Les vêpres siciliennes gâchées par la mise en scène à Milan
Il est rare de constater que la joie ressentie par un plaisir musical puisse être amputée par ce que nous voyons sur scène. Ce fut malheureusement le cas pour ce spectacle où Fabio Luisi, Marina Rebeka et Piero Pretti ont dû batailler ferme pour ne pas totalement se laisser engloutir par la mise en scène navrante de Hugo de Ana.
Il fut un temps, autour des années 1850, où l’Opéra de Paris était un passage obligé des grands compositeurs, voire des plus grands. Verdi fut de ceux-là. Même si la gestation des Vêpres siciliennes fut assez longue en raison de multiples évènements (renoncement de Verdi pour le Roi Lear, disparition de la prima donna qui avait fui avec un baron, valse des administrateurs de l’Opéra de Paris, rapports compliqués du musicien envers la « grande boutique », ce qui lui valut le surnom de… Merdi), sa création en juin 1855, à l’occasion de l’inauguration de l’Exposition universelle, se révéla être un succès qui fut même salué par le très critique Berlioz.

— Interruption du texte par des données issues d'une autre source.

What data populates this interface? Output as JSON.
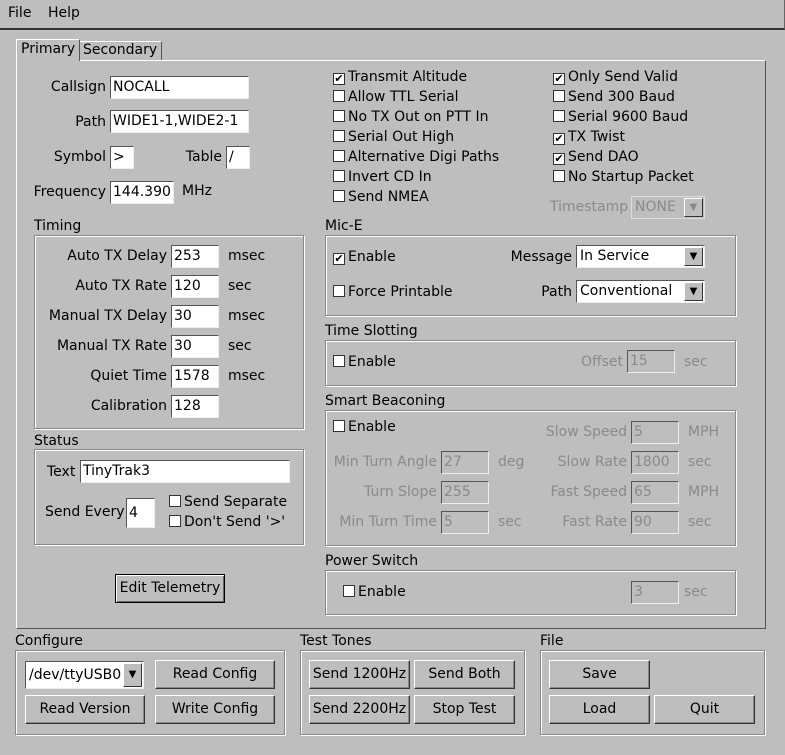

D’un style bien différent de la fantastique trilogie qui précède (Rigoletto, Le trouvère, La Traviata), Les vêpres siciliennes ont adopté les normes du grand opéra à la française avec sa multitude de personnages liés par des destins tragiques, ses intrigues tortueuses, ses plages de ballet. Cet ensemble perdurera évidemment dans la version italienne, celle qui est présentée à la Scala en ce mois de février.
Il faut, pourtant, avouer que Scribe, le librettiste, ne fournit pas là un miracle de scénario et que des protagonistes habituellement placés au premier plan se retrouvent assez maltraités (au profit, d’ailleurs, du « méchant » de l’histoire, Montfort). Mais, naturellement, il subsiste la musique de Verdi et son art de la composition qui connaît, encore là, un nouveau souffle, après ses récents et triomphaux succès.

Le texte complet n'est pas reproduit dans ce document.